If desirable, antidotes may be dissolved or suspended in the water injected. When the pump is used for feeding patients, one or two pints of beef tea, eggs beaten with milk or wine, Liebig’s soup, &c., are the kinds of food suited for the purpose. Each time the pump is used, it should be thoroughly cleaned by syringing through it plenty of warm water, and the tubes must be unscrewed to wipe the joints carefully.

Transfusion of Blood.—The points of greatest importance in performing this operation are:—

1. That the supply of blood come from a vigorous adult.

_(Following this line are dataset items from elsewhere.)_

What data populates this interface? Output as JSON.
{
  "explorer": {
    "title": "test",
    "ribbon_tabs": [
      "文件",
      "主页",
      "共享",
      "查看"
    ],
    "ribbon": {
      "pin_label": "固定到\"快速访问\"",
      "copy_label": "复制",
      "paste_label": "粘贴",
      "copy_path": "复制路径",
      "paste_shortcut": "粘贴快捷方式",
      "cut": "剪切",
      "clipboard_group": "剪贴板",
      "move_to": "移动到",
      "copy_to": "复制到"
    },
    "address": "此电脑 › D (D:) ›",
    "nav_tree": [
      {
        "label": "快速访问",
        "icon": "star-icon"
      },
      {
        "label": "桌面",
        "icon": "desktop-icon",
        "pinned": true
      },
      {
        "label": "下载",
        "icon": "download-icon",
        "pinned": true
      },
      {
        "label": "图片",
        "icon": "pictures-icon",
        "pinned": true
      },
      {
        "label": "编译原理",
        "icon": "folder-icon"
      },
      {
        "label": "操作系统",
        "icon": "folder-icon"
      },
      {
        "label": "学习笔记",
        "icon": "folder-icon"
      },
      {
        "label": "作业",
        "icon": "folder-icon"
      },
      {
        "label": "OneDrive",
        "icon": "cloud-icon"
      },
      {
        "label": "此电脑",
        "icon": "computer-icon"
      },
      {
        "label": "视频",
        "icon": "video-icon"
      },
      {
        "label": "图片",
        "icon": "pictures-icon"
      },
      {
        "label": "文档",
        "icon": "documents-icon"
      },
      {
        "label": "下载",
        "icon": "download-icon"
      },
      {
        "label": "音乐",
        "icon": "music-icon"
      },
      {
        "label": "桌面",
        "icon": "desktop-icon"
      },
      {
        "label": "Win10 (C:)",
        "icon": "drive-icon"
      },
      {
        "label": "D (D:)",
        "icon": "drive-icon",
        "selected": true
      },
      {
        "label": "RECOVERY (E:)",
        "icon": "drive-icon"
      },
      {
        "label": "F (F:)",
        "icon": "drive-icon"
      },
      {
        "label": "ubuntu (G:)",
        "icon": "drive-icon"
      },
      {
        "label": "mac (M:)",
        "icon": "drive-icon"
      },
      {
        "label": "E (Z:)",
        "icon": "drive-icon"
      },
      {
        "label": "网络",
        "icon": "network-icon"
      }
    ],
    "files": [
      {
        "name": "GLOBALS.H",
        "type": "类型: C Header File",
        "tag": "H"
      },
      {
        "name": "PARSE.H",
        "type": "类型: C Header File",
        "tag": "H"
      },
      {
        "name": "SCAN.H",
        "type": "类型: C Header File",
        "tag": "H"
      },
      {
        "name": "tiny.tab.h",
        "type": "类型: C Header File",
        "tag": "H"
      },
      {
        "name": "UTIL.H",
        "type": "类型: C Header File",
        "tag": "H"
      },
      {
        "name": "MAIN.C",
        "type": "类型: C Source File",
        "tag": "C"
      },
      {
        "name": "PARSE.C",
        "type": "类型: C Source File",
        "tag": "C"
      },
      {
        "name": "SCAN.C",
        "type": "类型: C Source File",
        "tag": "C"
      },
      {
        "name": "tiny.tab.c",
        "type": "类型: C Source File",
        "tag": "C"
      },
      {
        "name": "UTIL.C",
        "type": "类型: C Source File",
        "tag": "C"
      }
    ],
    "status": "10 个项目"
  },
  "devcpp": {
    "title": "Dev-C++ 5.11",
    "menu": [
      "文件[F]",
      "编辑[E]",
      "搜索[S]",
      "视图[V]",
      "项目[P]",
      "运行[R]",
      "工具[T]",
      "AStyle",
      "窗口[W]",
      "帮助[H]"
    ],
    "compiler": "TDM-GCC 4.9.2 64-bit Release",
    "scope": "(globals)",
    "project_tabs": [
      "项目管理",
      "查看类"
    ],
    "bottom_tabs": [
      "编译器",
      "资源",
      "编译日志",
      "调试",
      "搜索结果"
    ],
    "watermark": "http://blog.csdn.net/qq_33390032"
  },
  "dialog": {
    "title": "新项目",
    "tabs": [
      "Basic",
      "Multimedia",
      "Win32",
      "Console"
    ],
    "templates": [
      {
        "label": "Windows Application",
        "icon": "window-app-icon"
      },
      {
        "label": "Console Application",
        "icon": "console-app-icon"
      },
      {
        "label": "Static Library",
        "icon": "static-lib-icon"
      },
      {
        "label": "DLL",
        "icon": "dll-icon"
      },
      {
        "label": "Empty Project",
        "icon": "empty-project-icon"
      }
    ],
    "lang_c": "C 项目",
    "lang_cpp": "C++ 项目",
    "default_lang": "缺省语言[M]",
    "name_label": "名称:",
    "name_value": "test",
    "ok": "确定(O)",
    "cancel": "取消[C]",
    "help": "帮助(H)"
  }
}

2. That the transfer be made within two minutes of the blood’s escape from the vein of the supplier.

3. That, to prevent coagulation, the blood should pass over as small a surface, and suffer as little exposure as possible in transit.

4. Care must be taken to prevent air entering the vein with the blood.

The apparatus described below is that devised by Dr. Graily Hewitt, and depicted in the Obstetrical Society’s Transactions for 1864, page 137. It consists of a glass syringe holding two ounces (fig. 96), with a piston easily attached and removed; its nozzle is curved and fits the mouth of a cannula of silver. The nozzle of the syringe is provided with a little stopper attached by a chain; a stylet likewise fills the cannula, to be withdrawn when the blood is injected through the latter.